I'm working on an online store that uses SagePay and I'm currently trying to upgrade the version from 2.23 to 3.00.
I have read through this guide but I'm still none the wiser on a couple of things (and haven't had a response from SagePay in over 48hrs): http://www.sagepay.co.uk/file/10286/download-document/Technical_Guide_to_Update_Sage_Pay_Form_Protocol(2%2023).pdf
The guide suggests that these four fields are mandatory to update:
Transaction Registration:
• VPSProtocol
Sage Pay Response:
• BankAuthCode
• DeclineCode
• ExpiryDate
My problem is that I only use the first field (VPSProtocol) in my whole SagePay integration - does this mean I only need to update this field from 2.23 to 3.00, or do I now need to integrate the other three as well?

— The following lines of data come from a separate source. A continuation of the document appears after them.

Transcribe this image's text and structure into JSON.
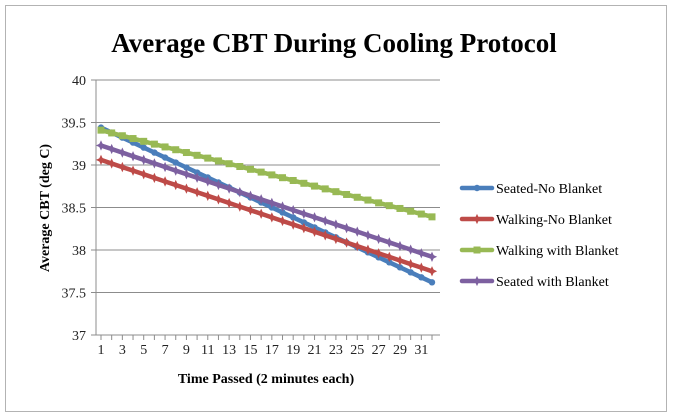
{
  "chart_data": {
    "type": "line",
    "title": "Average CBT During Cooling Protocol",
    "xlabel": "Time Passed (2 minutes each)",
    "ylabel": "Average CBT (deg C)",
    "ylim": [
      37,
      40
    ],
    "yticks": [
      "37",
      "37.5",
      "38",
      "38.5",
      "39",
      "39.5",
      "40"
    ],
    "xticks": [
      "1",
      "3",
      "5",
      "7",
      "9",
      "11",
      "13",
      "15",
      "17",
      "19",
      "21",
      "23",
      "25",
      "27",
      "29",
      "31"
    ],
    "x_count": 32,
    "legend_position": "right",
    "series": [
      {
        "name": "Seated-No Blanket",
        "color": "#4a7ebb",
        "marker": "circle",
        "start": 39.44,
        "end": 37.62
      },
      {
        "name": "Walking-No Blanket",
        "color": "#be4b48",
        "marker": "star",
        "start": 39.06,
        "end": 37.75
      },
      {
        "name": "Walking with Blanket",
        "color": "#98b954",
        "marker": "square",
        "start": 39.41,
        "end": 38.39
      },
      {
        "name": "Seated with Blanket",
        "color": "#7d60a0",
        "marker": "star",
        "start": 39.23,
        "end": 37.92
      }
    ]
  }
}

If you are successfully integrated at 2.23 using Server or Direct, the only mandatory change is the VPSProtocol value (to 3.00). If you are using Form, you will need to check that your crypt field is AES encrypted (instead of XOR encoded).
The other fields (BankAuthCode, DeclineCode and ExpiryDate) are returned by Sage Pay in the transaction registration response. The main thing is to make sure that your integration can ignore any extra fields without falling over, if you don't want to use that information (you can always get it from My Sage Pay or the Reporting API if you need to).
Update: I should add that when using Server, make sure you are capturing the fields required to generate the signature hash, and compare to that from Sage Pay.